Up to 600 players and support staff connected to the Australian Open will have to isolate until they have been tested for COVID-19 after a hotel quarantine worker in Melbourne returned a positive result for the virus on Wednesday.
Play at the six warm-up events for the Grand Slam at Melbourne Park is likely to be heavily disrupted on Thursday but Victoria Premier Daniel Andrews said it should not impact the Australian Open itself, which starts on Monday.
"There is a number of about 500, 600 people who are players and officials and others who are casual contacts," Andrews said at a news conference late on Wednesday.
"They will be isolating until they get a negative test and that work will be done tomorrow."
Victoria, of which Melbourne is the capital, reintroduced the compulsory wearing of masks in indoor public places from Thursday while private gatherings were reduced from 30 people to 15.
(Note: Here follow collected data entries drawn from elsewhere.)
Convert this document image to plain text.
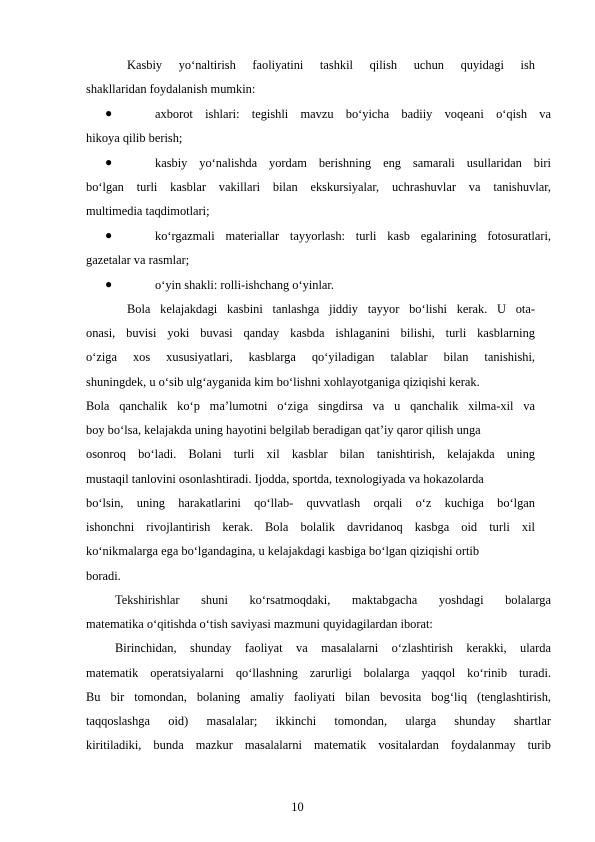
Kasbiy yo‘naltirish faoliyatini tashkil qilish uchun quyidagi ish
shakllaridan foydalanish mumkin:
●	axborot ishlari: tegishli mavzu bo‘yicha badiiy voqeani o‘qish va
hikoya qilib berish;
●	kasbiy yo‘nalishda yordam berishning eng samarali usullaridan biri
bo‘lgan turli kasblar vakillari bilan ekskursiyalar, uchrashuvlar va tanishuvlar,
multimedia taqdimotlari;
●	ko‘rgazmali materiallar tayyorlash: turli kasb egalarining fotosuratlari,
gazetalar va rasmlar;
●	o‘yin shakli: rolli-ishchang o‘yinlar.
Bola kelajakdagi kasbini tanlashga jiddiy tayyor bo‘lishi kerak. U ota-
onasi, buvisi yoki buvasi qanday kasbda ishlaganini bilishi, turli kasblarning
o‘ziga xos xususiyatlari, kasblarga qo‘yiladigan talablar bilan tanishishi,
shuningdek, u o‘sib ulg‘ayganida kim bo‘lishni xohlayotganiga qiziqishi kerak.
Bola qanchalik ko‘p ma’lumotni o‘ziga singdirsa va u qanchalik xilma-xil va
boy bo‘lsa, kelajakda uning hayotini belgilab beradigan qat’iy qaror qilish unga
osonroq bo‘ladi. Bolani turli xil kasblar bilan tanishtirish, kelajakda uning
mustaqil tanlovini osonlashtiradi. Ijodda, sportda, texnologiyada va hokazolarda
bo‘lsin, uning harakatlarini qo‘llab- quvvatlash orqali o‘z kuchiga bo‘lgan
ishonchni rivojlantirish kerak. Bola bolalik davridanoq kasbga oid turli xil
ko‘nikmalarga ega bo‘lgandagina, u kelajakdagi kasbiga bo‘lgan qiziqishi ortib
boradi.
Tekshirishlar shuni ko‘rsatmoqdaki, maktabgacha yoshdagi bolalarga
matematika o‘qitishda o‘tish saviyasi mazmuni quyidagilardan iborat:
Birinchidan, shunday faoliyat va masalalarni o‘zlashtirish kerakki, ularda
matematik operatsiyalarni qo‘llashning zarurligi bolalarga yaqqol ko‘rinib turadi.
Bu bir tomondan, bolaning amaliy faoliyati bilan bevosita bog‘liq (tenglashtirish,
taqqoslashga oid) masalalar; ikkinchi tomondan, ularga shunday shartlar
kiritiladiki, bunda mazkur masalalarni matematik vositalardan foydalanmay turib
10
About 1,200 players, coaching staff and officials arrived in Australia at the middle of last month for the year's first Grand Slam and went into a mandatory 14-day isolation.
The players were allowed five hours outside for training but 72 of them were confined to hotel rooms for the two weeks after passengers on three charter flights taking them to Australia tested positive to the novel coronavirus.
Participants of the Australian Open were given the green light to begin exiting COVID-19 quarantine from end of last week with most of them involved at the ATP, WTA events at the site of the hardcourt major.
COVID-19 Quarantine Victoria (CQV) said in a statement that a man, who worked his last shift at the Grand Hyatt Hotel in Melbourne on Friday, returned a positive result on Wednesday.
"We are contacting all Australian Open players, officials and support staff who were staying at the Grand Hyatt during the entire period," said CQV, the government agency overseeing the quarantine of participants ahead of the Grand Slam.
Australian Nick Kyrgios, who defeated Harry Bourchier on Wednesday to reach the last 16 of the Murray River Open tuneup, asked on Twitter: "Am I playing tomorrow?"
Tennis Australia, who are the organisers of the Febuary 8-21 Grand Slam, did not immediately respond to request for comment.
"At this stage there is no impact on the tournament proper," Andrews added. "I must say [the Australian Open] is important to us but the issues are much broader and that is about public health and public safety.
"This is one case. There's no need for people to panic. There's no need for people to be alarmed."